Deutschland

"Dreizehnfache des ermittelten Mindestbedarfs" – Rechnungshof kritisiert Spahns Maskenbeschaffung

Laut einem Medienbericht geht der Bundesrechnungshof hart mit Bundesgesundheitsminister Spahn ins Gericht. Es sei zu viel Schutzausrüstung bestellt worden, dies sei "vermeidbar" gewesen. Vor allem bei Masken sei das Ministerium deutlich übers Ziel hinaus geschossen.
"Dreizehnfache des ermittelten Mindestbedarfs" – Rechnungshof kritisiert Spahns MaskenbeschaffungQuelle: AFP © Alexander Hassenstein

Der Bundesrechnungshof (BRH) hat dem Spiegel zufolge den ungeordneten Prozess im Bundesgesundheitsministerium kritisiert. Der habe dazu geführt, dass in der Corona-Krise deutlich zu viel Schutzausrüstung beschafft worden sei. Vor allem was Masken betreffe, habe das Ministerium zu viele bestellt und dabei enorme Ausgaben in Kauf genommen.

Die Bundesbehörde moniere, dass die Menge der gekauften Masken durch eine Arbeitsgruppe im Ministerium den berechneten Jahresbedarf weit überstiegen habe. Mit insgesamt 5,8 Milliarden Masken überschreiten die Ausgaben selbst einen vom Gesundheitsministerium "auf der Grundlage sachfremder Annahmen berechneten Jahresbedarf von 4,7 Milliarden Schutzmasken noch um 23 Prozent", wie der Spiegel schreibt. So seien allein bei den FFP2-Masken ohne Beschaffungen in Deutschland mit einer Stückzahl von einer Milliarde "das Dreizehnfache des ermittelten Mindestbedarfs" und das "Achtfache der an die Bundesländer und Kassenärztlichen Vereinigungen bis heute ausgelieferten Mengen" beschafft worden, so der Bericht weiter.

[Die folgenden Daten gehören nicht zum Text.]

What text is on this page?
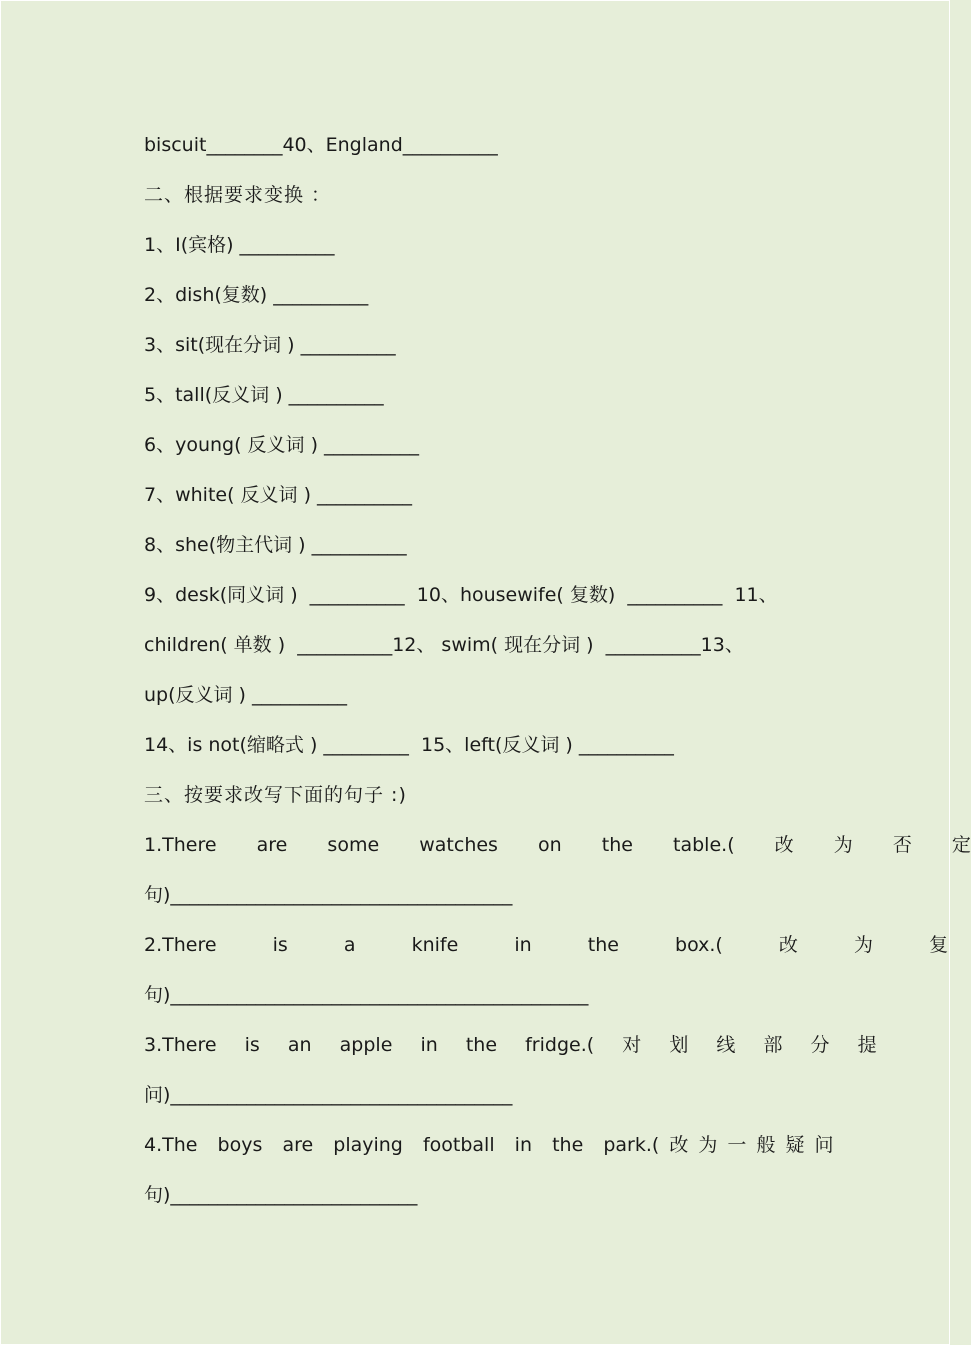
biscuit________40、England__________
二、根据要求变换 ：
1、I(宾格) __________
2、dish(复数) __________
3、sit(现在分词 ) __________
5、tall(反义词 ) __________
6、young( 反义词 ) __________
7、white( 反义词 ) __________
8、she(物主代词 ) __________
9、desk(同义词 )  __________  10、housewife( 复数)  __________  11、
children( 单数 )  __________12、 swim( 现在分词 )  __________13、
up(反义词 ) __________
14、is not(缩略式 ) _________  15、left(反义词 ) __________
三、按要求改写下面的句子 :)
1.There  are  some  watches  on  the  table.(  改  为  否  定
句)____________________________________
2.There  is  a  knife  in  the  box.(  改  为  复
句)____________________________________________
3.There  is  an  apple  in  the  fridge.(  对  划  线  部  分  提
问)____________________________________
4.The  boys  are  playing  football  in  the  park.( 改 为 一 般 疑 问
句)__________________________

Zudem heißt es in dem über 50-seitigen Bericht, der dem Nachrichtenmagazin vorliegen soll, dass zu den Beschaffungskosten von 6,3 Milliarden Euro noch "Annexkosten" von bislang 320 Millionen Euro kämen. Die könnten durch Rechtsstreitigkeiten und mögliche Entsorgungskosten für zu viel beschaffte und abgelaufene Ware weiter ansteigen. Zwar schreibe der Bundesgerichtshof auch, dass die Aufgabe in der Hochphase der Corona-Krise sehr schwierig gewesen sei, doch die "Überbeschaffung in diesem Ausmaß" sei "vermeidbar" gewesen.

Zudem sprechen die Prüfer in ihrem Bericht offenbar auch von chaotischen Zuständen im Ministerium. "Viele Entscheidungen und Einzelmaßnahmen sind im BMG unzureichend dokumentiert und lassen sich nicht nachvollziehen", zitiert der Spiegel. Und weiter: "Ihr Zustandekommen wurde teils nicht oder erst im Nachhinein und mit deutlichem zeitlichen Abstand rekonstruiert." Vor allem aber sei die Mengensteuerung komplett unzureichend gewesen.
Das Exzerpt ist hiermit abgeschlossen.